During his decade on the BBC period drama Peaky Blinders, Cillian Murphy matured visibly as a man, and also as an actor. Steven Knight wrote such a challenging and nuanced role for him, as gangster Tommy Shelby, that it wasn’t surprising at all that, when the series concluded, Murphy was tapped to star as J. Robert Oppenheimer by Christopher Nolan.
It also wasn’t surprising, if you’d devoured all six seasons of Peaky Blinders, that Murphy would be not only willing, but eager, to revisit the character of Tommy in a movie-length sequel. Especially when the script is written by series creator Steven Knight, and brings the story to a dramatic conclusion.
The drama in Peaky Blinders: The Immortal Man is provided by both personal and historical challenges. We last saw Tommy, in the final episode of Peaky Blinders, in the 1930s. Prohibition had been repealed in the U.S., the Nazi Party was rising in Germany, and Tommy’s volatile brother, Arthur, was about to die.
The movie jumps ahead to November 1940, when England already is at war with Germany. A munitions factory staffed by women in Birmingham, Tommy’s hometown, is bombed by aerial strikes from the Nazis, and claims more than 100 victims.
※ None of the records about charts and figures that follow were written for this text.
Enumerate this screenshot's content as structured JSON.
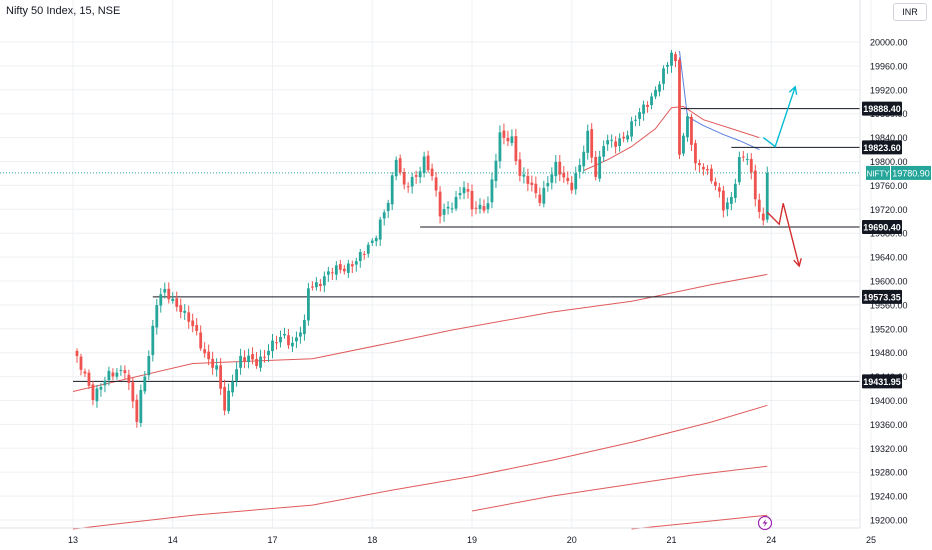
{
  "header": {
    "title": "Nifty 50 Index, 15, NSE",
    "currency": "INR"
  },
  "colors": {
    "up": "#26a69a",
    "down": "#ef5350",
    "ma": "#e05a5a",
    "ma_fast": "#5b7fe0",
    "projection_up": "#00bcd4",
    "projection_down": "#d32f2f",
    "level": "#131722",
    "grid": "#eef0f3",
    "last_price": "#26a69a"
  },
  "chart_data": {
    "type": "candlestick",
    "title": "Nifty 50 Index, 15, NSE",
    "ylim": [
      19185,
      20040
    ],
    "y_ticks": [
      19200,
      19240,
      19280,
      19320,
      19360,
      19400,
      19440,
      19480,
      19520,
      19560,
      19600,
      19640,
      19680,
      19720,
      19760,
      19800,
      19840,
      19880,
      19920,
      19960,
      20000
    ],
    "y_tick_labels": [
      "19200.00",
      "19240.00",
      "19280.00",
      "19320.00",
      "19360.00",
      "19400.00",
      "19440.00",
      "19480.00",
      "19520.00",
      "19560.00",
      "19600.00",
      "19640.00",
      "19680.00",
      "19720.00",
      "19760.00",
      "19800.00",
      "19840.00",
      "19880.00",
      "19920.00",
      "19960.00",
      "20000.00"
    ],
    "x_ticks": [
      {
        "label": "13",
        "bar": 0
      },
      {
        "label": "14",
        "bar": 25
      },
      {
        "label": "17",
        "bar": 50
      },
      {
        "label": "18",
        "bar": 75
      },
      {
        "label": "19",
        "bar": 100
      },
      {
        "label": "20",
        "bar": 125
      },
      {
        "label": "21",
        "bar": 150
      },
      {
        "label": "24",
        "bar": 175
      },
      {
        "label": "25",
        "bar": 200
      }
    ],
    "bar0_x_offset": -16,
    "last_bar": 174,
    "close_path": [
      [
        0,
        19480
      ],
      [
        3,
        19440
      ],
      [
        5,
        19410
      ],
      [
        9,
        19440
      ],
      [
        13,
        19455
      ],
      [
        16,
        19365
      ],
      [
        17,
        19410
      ],
      [
        19,
        19480
      ],
      [
        21,
        19565
      ],
      [
        23,
        19580
      ],
      [
        27,
        19555
      ],
      [
        31,
        19510
      ],
      [
        33,
        19480
      ],
      [
        36,
        19450
      ],
      [
        38,
        19385
      ],
      [
        40,
        19440
      ],
      [
        42,
        19470
      ],
      [
        46,
        19465
      ],
      [
        49,
        19485
      ],
      [
        53,
        19510
      ],
      [
        55,
        19495
      ],
      [
        58,
        19525
      ],
      [
        59,
        19590
      ],
      [
        62,
        19600
      ],
      [
        66,
        19620
      ],
      [
        71,
        19630
      ],
      [
        74,
        19660
      ],
      [
        76,
        19680
      ],
      [
        79,
        19730
      ],
      [
        81,
        19810
      ],
      [
        83,
        19760
      ],
      [
        86,
        19770
      ],
      [
        88,
        19805
      ],
      [
        90,
        19780
      ],
      [
        92,
        19710
      ],
      [
        94,
        19720
      ],
      [
        98,
        19760
      ],
      [
        100,
        19720
      ],
      [
        104,
        19730
      ],
      [
        107,
        19840
      ],
      [
        110,
        19840
      ],
      [
        112,
        19775
      ],
      [
        114,
        19765
      ],
      [
        117,
        19740
      ],
      [
        121,
        19790
      ],
      [
        125,
        19760
      ],
      [
        127,
        19790
      ],
      [
        129,
        19845
      ],
      [
        131,
        19780
      ],
      [
        133,
        19830
      ],
      [
        136,
        19830
      ],
      [
        139,
        19850
      ],
      [
        142,
        19880
      ],
      [
        146,
        19920
      ],
      [
        149,
        19960
      ],
      [
        150,
        19985
      ],
      [
        151,
        19965
      ],
      [
        152,
        19820
      ],
      [
        154,
        19870
      ],
      [
        156,
        19790
      ],
      [
        158,
        19795
      ],
      [
        161,
        19760
      ],
      [
        163,
        19720
      ],
      [
        165,
        19740
      ],
      [
        167,
        19805
      ],
      [
        169,
        19805
      ],
      [
        171,
        19740
      ],
      [
        173,
        19700
      ],
      [
        174,
        19780
      ]
    ],
    "overlays": [
      {
        "kind": "ma",
        "color": "ma",
        "points": [
          [
            0,
            19415
          ],
          [
            30,
            19462
          ],
          [
            60,
            19470
          ],
          [
            80,
            19497
          ],
          [
            95,
            19518
          ],
          [
            120,
            19548
          ],
          [
            140,
            19566
          ],
          [
            160,
            19594
          ],
          [
            174,
            19611
          ]
        ]
      },
      {
        "kind": "ma",
        "color": "ma",
        "points": [
          [
            100,
            19215
          ],
          [
            120,
            19240
          ],
          [
            140,
            19260
          ],
          [
            155,
            19275
          ],
          [
            174,
            19290
          ]
        ]
      },
      {
        "kind": "ma",
        "color": "ma",
        "points": [
          [
            0,
            19185
          ],
          [
            30,
            19208
          ],
          [
            60,
            19225
          ],
          [
            80,
            19250
          ],
          [
            100,
            19273
          ],
          [
            120,
            19300
          ],
          [
            140,
            19330
          ],
          [
            160,
            19364
          ],
          [
            174,
            19392
          ]
        ]
      },
      {
        "kind": "ma",
        "color": "ma",
        "points": [
          [
            140,
            19185
          ],
          [
            155,
            19195
          ],
          [
            174,
            19208
          ]
        ]
      },
      {
        "kind": "ma",
        "color": "ma",
        "points": [
          [
            128,
            19785
          ],
          [
            134,
            19803
          ],
          [
            140,
            19825
          ],
          [
            146,
            19855
          ],
          [
            150,
            19890
          ],
          [
            153,
            19892
          ],
          [
            158,
            19870
          ],
          [
            165,
            19855
          ],
          [
            172,
            19840
          ]
        ]
      },
      {
        "kind": "ma",
        "color": "ma_fast",
        "points": [
          [
            152,
            19985
          ],
          [
            154,
            19875
          ],
          [
            158,
            19860
          ],
          [
            163,
            19845
          ],
          [
            167,
            19835
          ],
          [
            172,
            19820
          ]
        ]
      }
    ],
    "levels": [
      {
        "value": 19888.4,
        "label": "19888.40",
        "from_bar": 152
      },
      {
        "value": 19823.6,
        "label": "19823.60",
        "from_bar": 165
      },
      {
        "value": 19690.4,
        "label": "19690.40",
        "from_bar": 87
      },
      {
        "value": 19573.35,
        "label": "19573.35",
        "from_bar": 20
      },
      {
        "value": 19431.95,
        "label": "19431.95",
        "from_bar": 0
      }
    ],
    "projections": [
      {
        "color": "projection_up",
        "points": [
          [
            173,
            19840
          ],
          [
            176,
            19825
          ],
          [
            181,
            19925
          ]
        ]
      },
      {
        "color": "projection_down",
        "points": [
          [
            174,
            19715
          ],
          [
            177,
            19695
          ],
          [
            178,
            19730
          ],
          [
            182,
            19625
          ]
        ]
      }
    ],
    "last_price": {
      "label_name": "NIFTY",
      "value": 19780.9,
      "label": "19780.90"
    }
  }
}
Tommy has long since secluded himself far away, isolated in a remote farmhouse, haunted by wartime memories and what he fears are family ghosts. But the bombing brings a visit from his sister Ada (Sophie Rundle). She informs him not only of the devastation to Birmingham, but the fact that his estranged son has taken control of his old gang, the Peaky Blinders, and is making new and dangerous moves and alliances.